Réhabiliter la politique, c’est rénover les pratiques et réformer les
institutions. C’est agir pour restaurer la confiance des classes
populaires dans leur capacité à décider de leur sort.
Nous agissons donc publiquement pour un accord exigeant de législature
et
de gouvernement entre la gauche et les
écologistes.
Les incontournables d’un tel accord sont connus:
Au plan électoral, un groupe parlementaire Vert ;
Au plan programmatique, sur la mandature :
un projet de loi sur la
proportionnelle,
la réorientation forte des politiques en
matière d’énergies, (rupture programmée avec le nucléaire, pas d’EPR
,fermeture et non-renouvellement des centrales en fin de
vie à commencer par Fesseinheim, fermeture de la Hague, d'ITER, non
enfouissement des déchets, promotion massive des
économies d'énergie et des énergies renouvelables propres,)
en matière
de
fiscalité écologique, de transports (pas un kilomètre
d’autoroute en plus), de conversion écologique de l’industrie ,
d’agriculture (arrêt immédiat de la culture des OGM en plein
champ, contrôle des filières, réforme des aides) de déchets (moratoire
incinérateurs), de passage d’une politique de soins à une
politique de santé, de lutte contre la précarité (augmentation des
minima
sociaux) et les inégalités, de 6ème République, d’asile
et d’immigration (abrogation des lois Sarkozy, régularisation des
sans-papiers), de rapports Nord-Sud .
Une réforme de l’Ecole,
de la police, de la justice, de nouvelles avancées contre les
discriminations, pour un renforcement des droits des femmes
permettantune égalité réelle.
Il s’agit de donner la priorité à des politiques globales aboutissant à des résultats partagés par le plus grand nombre.
Notre pays a
besoin par exemple d’une politique volontariste, couplant lutte contre
l’effet de serre et reconstitution du lien social.
Cette bataille du contenu, nous la mènerons aussi longtemps qu’il le
faudra, devant l’opinion publique.
C’est à une AG extraordinaire des Verts qu’il reviendra, en temps
utile,
de décider finalement.
Si les conditions d’un accord ne sont pas réunies, les Verts auront
leurs
propres candidats dans toutes les circonscriptions.
En cas d’accord politique et de victoire de la gauche et des Verts lors
des législatives, les termes d’une participation
gouvernementale seront validés par le Conseil National.
Il devra être clair aux yeux de l’opinion et de nos partenaires, que
les
Verts joueront le jeu d’un tel accord, mais que nous
sommes prêts à quitter la coalition s’il n’est pas respecté.

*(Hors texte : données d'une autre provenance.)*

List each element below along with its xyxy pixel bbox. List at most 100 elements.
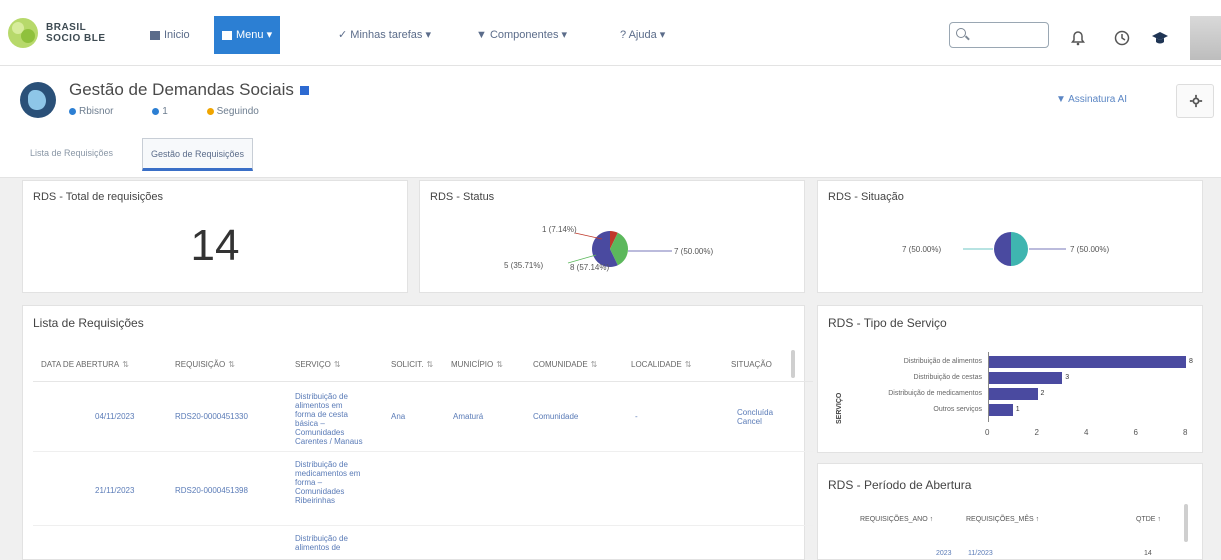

Troisième temps de la séquence électorale, les municipales sont un
moment
fondamental pour affirmer notre autonomie et la
capacité des Verts à répondre aux défis concrets de la vie quotidienne
de
nos concitoyens.
Elles sont un moment important aussi de la construction et de
l’élargissement de notre mouvement, du dialogue avec la société
civile : mouvements autonomistes (particulièrement RPS), la mouvance
associative, les acteurs de l'ESS.
L’Assemblée générale, attachée aux alliances des Verts et de la gauche
au
second tour, insiste auprès des groupes locaux pour
qu’ils conduisent au premier tour des listes Vertes et ouvertes partout
où
cela sera possible, à commencer par les villes de plus
de 50 000 habitants, pour animer des dynamiques citoyennes porteuses de
transformation écologique et sociale.
La décision des stratégies municipales appartient aux organisations
statutairement compétentes : mais nous agissons pour une
stratégie nationale, préparées par des conventions thématiques
nationales
et la mutualisation du matériel de campagne.
Des Verts divers et ouverts!
Les Verts n’ont aucune vocation à être assimilés à la simple expression
des préoccupations des classes moyennes urbaines
diplômées. Développer les Verts, c’est les mettre en dialogue avec les
groupes sociaux actuellement les plus éloignés de la
politique.
D’abord parce que les plus pauvres paient le plus lourdement la facture
de
la dégradation environnementale.
Ensuite parce que dans les résistances et les innovations de ceux d’en
bas, se modèle le monde de demain : Les sans papier en
lutte, la banlieue qui brasse les populations, la jeunesse qui aspire à
l’autonomie, les créateurs d’activité qui recomposent le lien
entre revenu et travail, les militants des circuits courts, les
entrepreneurs des technologies écologiques, tous disent la vérité d’une
civilisation qui se cherche et s’invente dès à présent.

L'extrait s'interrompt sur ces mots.